No need to hold it against all those asians and blacks just because they are underdeveloped and have to be reincarnated more times to achieve the superiority that comes with whiteness. Eyeroll. I guess he didn’t notice that the Chinese invented like 90% of everything while his ancestors were probably still living in huts.
Whether I’m exactly right about all the details or not, the fact remains that my gardens have kicked some major butt fueled by pee. Fears abound, but the consequences of any complications that may arise are likely to be pretty minor rather than devastating. And not only is peeing on your garden not gross, it totally sexy. Just check out this gardening hottie at about 5 min 45 sec.

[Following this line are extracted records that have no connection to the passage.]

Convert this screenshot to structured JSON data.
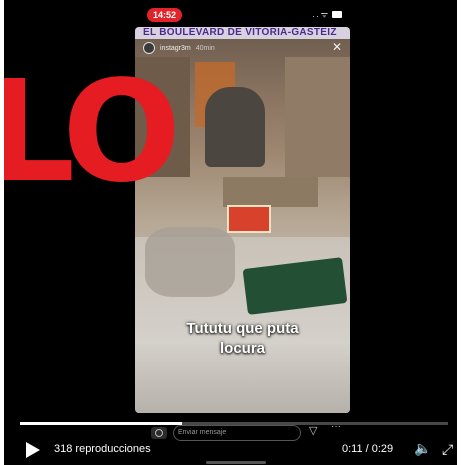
{
  "story": {
    "banner": "EL BOULEVARD DE VITORIA-GASTEIZ",
    "username": "instagr3m",
    "time_ago": "40min",
    "close_glyph": "✕",
    "caption_line1": "Tututu que puta",
    "caption_line2": "locura"
  },
  "status_bar": {
    "clock": "14:52",
    "icons": "..ᯤ"
  },
  "overlay": {
    "text": "LO",
    "color": "#e61c23"
  },
  "message_bar": {
    "placeholder": "Enviar mensaje",
    "send_icon": "send-icon",
    "more_icon": "more-icon"
  },
  "player": {
    "views": "318 reproducciones",
    "time": "0:11 / 0:29",
    "progress": 0.379,
    "volume_glyph": "🔈",
    "fullscreen_glyph": "⤢",
    "icons": [
      "play-icon",
      "volume-icon",
      "fullscreen-icon"
    ]
  }
}
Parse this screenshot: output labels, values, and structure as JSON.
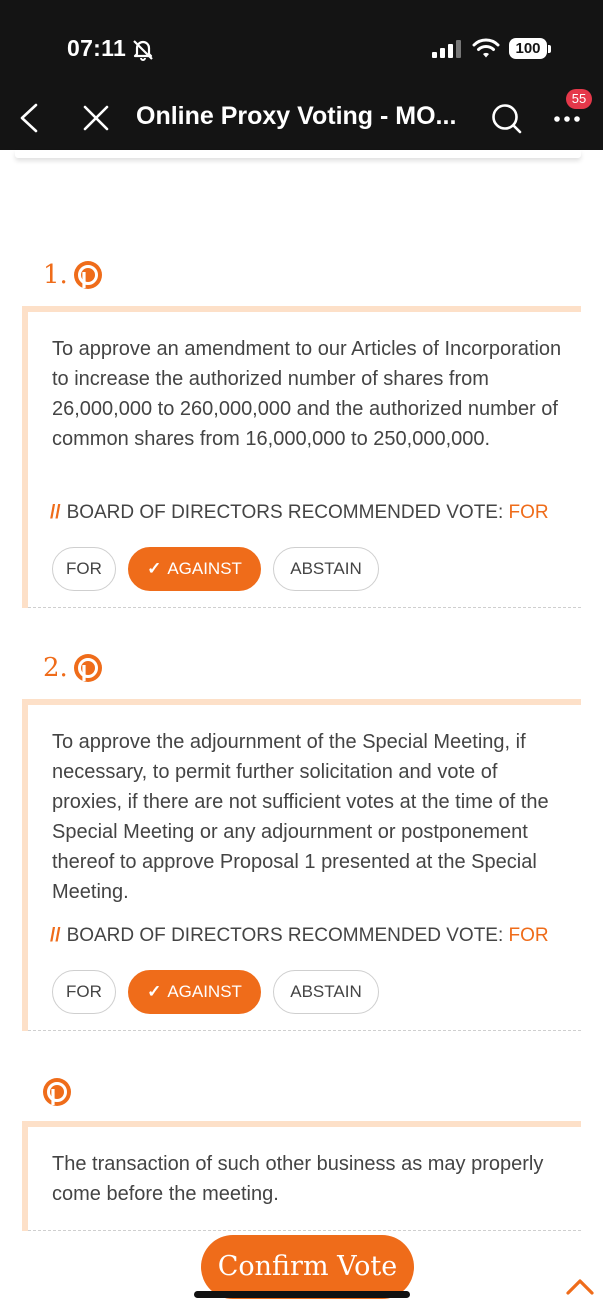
{
  "status_bar": {
    "time": "07:11",
    "battery": "100"
  },
  "nav": {
    "title": "Online Proxy Voting - MO...",
    "notification_count": "55"
  },
  "proposals": [
    {
      "number": "1.",
      "text": "To approve an amendment to our Articles of Incorporation to increase the authorized number of shares from 26,000,000 to 260,000,000 and the authorized number of common shares from 16,000,000 to 250,000,000.",
      "rec_prefix": "//",
      "rec_label": "BOARD OF DIRECTORS RECOMMENDED VOTE:",
      "rec_value": "FOR",
      "options": [
        "FOR",
        "AGAINST",
        "ABSTAIN"
      ],
      "selected": "AGAINST"
    },
    {
      "number": "2.",
      "text": "To approve the adjournment of the Special Meeting, if necessary, to permit further solicitation and vote of proxies, if there are not sufficient votes at the time of the Special Meeting or any adjournment or postponement thereof to approve Proposal 1 presented at the Special Meeting.",
      "rec_prefix": "//",
      "rec_label": "BOARD OF DIRECTORS RECOMMENDED VOTE:",
      "rec_value": "FOR",
      "options": [
        "FOR",
        "AGAINST",
        "ABSTAIN"
      ],
      "selected": "AGAINST"
    },
    {
      "number": "",
      "text": "The transaction of such other business as may properly come before the meeting."
    }
  ],
  "confirm_label": "Confirm Vote",
  "colors": {
    "accent": "#ef6c1a",
    "accent_light": "#fde0c8",
    "bar": "#141414",
    "badge": "#e5384a"
  },
  "icons": [
    "bell-muted-icon",
    "signal-icon",
    "wifi-icon",
    "battery-icon",
    "back-chevron-icon",
    "close-icon",
    "search-icon",
    "more-icon",
    "proxy-p-icon",
    "scroll-top-chevron-icon"
  ]
}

So, pee in a bucket for a while, and do a few test plots to see for yourself. For more reading on using urine as a fertilizer, see the literature made available by ecosan. They’re on a mission to stop the waste, grossness and disease caused by the viewing of human manures as a waste product, aiming to bring them into use in the areas which need them most, and which also have the worst sanitation issues. Ecosan rocks, and their urine diverting composting toilet system makes the popular humanure system look clunky, labor intensive and unsafe.
Keep in mind that by simply saving your urine, you will divert the great majority of the plant nutrients leaving your body from entering the waste stream. That is probably the most important and relevant nugget of truth to remember and spread, because it allows people to take a step now, rather than waiting for some hypothetical future when they will build, manage and use a composting toilet.